Education System in Croatia
|Primary||Primary||1–8||6–14||8||Primary- Osnovna škola|
|Secondary||Secondary||9–12||14–18||4||Secondary- Gimnazija Certificate/diploma awarded: Svjedodžba o maturi|
|Secondary||Specialized Secondary||9–12||14–18||4||Specialized Secondary- Umjetnička škola (Art School) Certificate/diploma awarded: Svjedodžba o završnom ispitu|
|Post-secondary||Certificate||3||Certificate- 180 ECTS credits: Republic of Croatia is currently undergoing a comprehensive reform in order to be part of the European Higher Education Area by 2010 and implement the Bologna Declaration|
|Vocational||Vocational Secondary||9–12||14–18||4||Vocational Secondary- Strukovna škola (Vocational School) Certificate/diploma awarded: Svjedodžba o završnom ispitu and a vocational qualification.|
|Tertiary||Graduate||2||Doctor in Medicine is awarded after six years and 360 credit points|
|Tertiary||Postgraduate||2–3||Specialist Degree is awarded after one to two years of postgraduate studies, the Doctor of Sciences and the Doctor of Arts after three years|
Education in Croatia is a constitutional right in terms of which primary education is free and all other education is available to all. Elementary education lasts for 8 years of which the first 4 are characterized by unitary class teachers. Thereafter the curriculum widens to include specialist teachers and additional scientific subjects.

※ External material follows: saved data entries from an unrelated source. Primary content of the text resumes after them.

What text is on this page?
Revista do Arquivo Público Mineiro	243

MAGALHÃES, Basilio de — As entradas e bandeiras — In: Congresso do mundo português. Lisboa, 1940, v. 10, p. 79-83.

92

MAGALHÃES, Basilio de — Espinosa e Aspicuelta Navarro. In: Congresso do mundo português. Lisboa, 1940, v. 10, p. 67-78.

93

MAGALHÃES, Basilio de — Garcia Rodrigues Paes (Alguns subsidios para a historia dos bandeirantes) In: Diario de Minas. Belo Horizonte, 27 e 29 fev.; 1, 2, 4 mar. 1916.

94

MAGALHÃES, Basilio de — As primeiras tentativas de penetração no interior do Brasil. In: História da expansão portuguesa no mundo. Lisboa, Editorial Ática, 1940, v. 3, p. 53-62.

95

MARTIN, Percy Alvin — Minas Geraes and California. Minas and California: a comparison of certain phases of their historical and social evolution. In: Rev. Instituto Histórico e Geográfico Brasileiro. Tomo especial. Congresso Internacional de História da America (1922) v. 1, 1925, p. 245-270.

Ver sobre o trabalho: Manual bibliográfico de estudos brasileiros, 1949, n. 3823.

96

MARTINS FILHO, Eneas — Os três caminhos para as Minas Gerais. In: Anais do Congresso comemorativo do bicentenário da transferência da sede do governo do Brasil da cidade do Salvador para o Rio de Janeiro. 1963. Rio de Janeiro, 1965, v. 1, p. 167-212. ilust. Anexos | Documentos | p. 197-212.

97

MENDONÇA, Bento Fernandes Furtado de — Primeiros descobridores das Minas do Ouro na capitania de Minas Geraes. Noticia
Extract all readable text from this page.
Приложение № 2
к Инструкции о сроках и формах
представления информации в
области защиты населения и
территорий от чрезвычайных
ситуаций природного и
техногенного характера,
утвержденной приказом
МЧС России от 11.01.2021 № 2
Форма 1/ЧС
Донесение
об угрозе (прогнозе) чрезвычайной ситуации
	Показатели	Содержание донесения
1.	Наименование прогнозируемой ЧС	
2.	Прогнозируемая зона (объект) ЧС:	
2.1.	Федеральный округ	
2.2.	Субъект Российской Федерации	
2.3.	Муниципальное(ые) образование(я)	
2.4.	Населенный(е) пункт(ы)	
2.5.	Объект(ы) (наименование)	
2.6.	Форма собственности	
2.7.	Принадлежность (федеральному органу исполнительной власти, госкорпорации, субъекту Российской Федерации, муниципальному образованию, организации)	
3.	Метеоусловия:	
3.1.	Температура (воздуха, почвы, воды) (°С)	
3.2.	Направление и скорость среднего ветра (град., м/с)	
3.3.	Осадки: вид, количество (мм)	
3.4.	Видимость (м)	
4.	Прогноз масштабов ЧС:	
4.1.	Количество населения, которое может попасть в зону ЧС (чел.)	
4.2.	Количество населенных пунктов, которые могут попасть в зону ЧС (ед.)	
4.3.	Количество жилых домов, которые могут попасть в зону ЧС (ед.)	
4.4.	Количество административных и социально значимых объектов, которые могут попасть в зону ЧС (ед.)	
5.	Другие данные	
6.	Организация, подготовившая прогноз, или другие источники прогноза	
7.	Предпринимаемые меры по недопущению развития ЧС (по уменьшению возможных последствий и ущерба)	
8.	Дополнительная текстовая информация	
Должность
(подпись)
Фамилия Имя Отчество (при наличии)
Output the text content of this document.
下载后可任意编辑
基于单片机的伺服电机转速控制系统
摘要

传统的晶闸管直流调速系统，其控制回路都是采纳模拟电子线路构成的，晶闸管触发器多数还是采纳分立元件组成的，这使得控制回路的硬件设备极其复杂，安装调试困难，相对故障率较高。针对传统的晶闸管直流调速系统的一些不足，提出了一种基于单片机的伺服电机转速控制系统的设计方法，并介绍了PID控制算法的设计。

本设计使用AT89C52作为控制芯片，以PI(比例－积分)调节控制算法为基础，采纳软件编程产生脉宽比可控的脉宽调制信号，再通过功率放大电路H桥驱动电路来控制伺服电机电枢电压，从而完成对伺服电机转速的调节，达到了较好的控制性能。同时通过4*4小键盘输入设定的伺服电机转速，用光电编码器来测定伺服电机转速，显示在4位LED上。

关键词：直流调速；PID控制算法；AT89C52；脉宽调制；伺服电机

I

There are two main types of secondary schools in Croatia, namely gymnasiums and vocational schools. The former schools offer 4 separate four-year tracks, namely maths / informatics / science, languages, classics and general education, while the latter focus on producing entry-level employees.
The Croatian government has introduced a program to align vocational training with the european union model that includes occupational standards and listed qualifications. Progress is being made with mutual recognition too. This should soon see the nation’s youth free to develop their careers in the wider European context which can only be good for national development.
There are two broad types of tertiary institutions, namely universities and polytechnic schools. These days distinctions are blurring although university graduates are still regarded as superior. At university level, individual faculties form separate colleges with own administrative facilities, and may be located some distance apart or even in different towns.
The University of Zagreb was established as a Jesuit Academy in 1669. Its faculties include sciences, engineering, bio-medical sciences, bio-technology, social sciences, humanities and arts.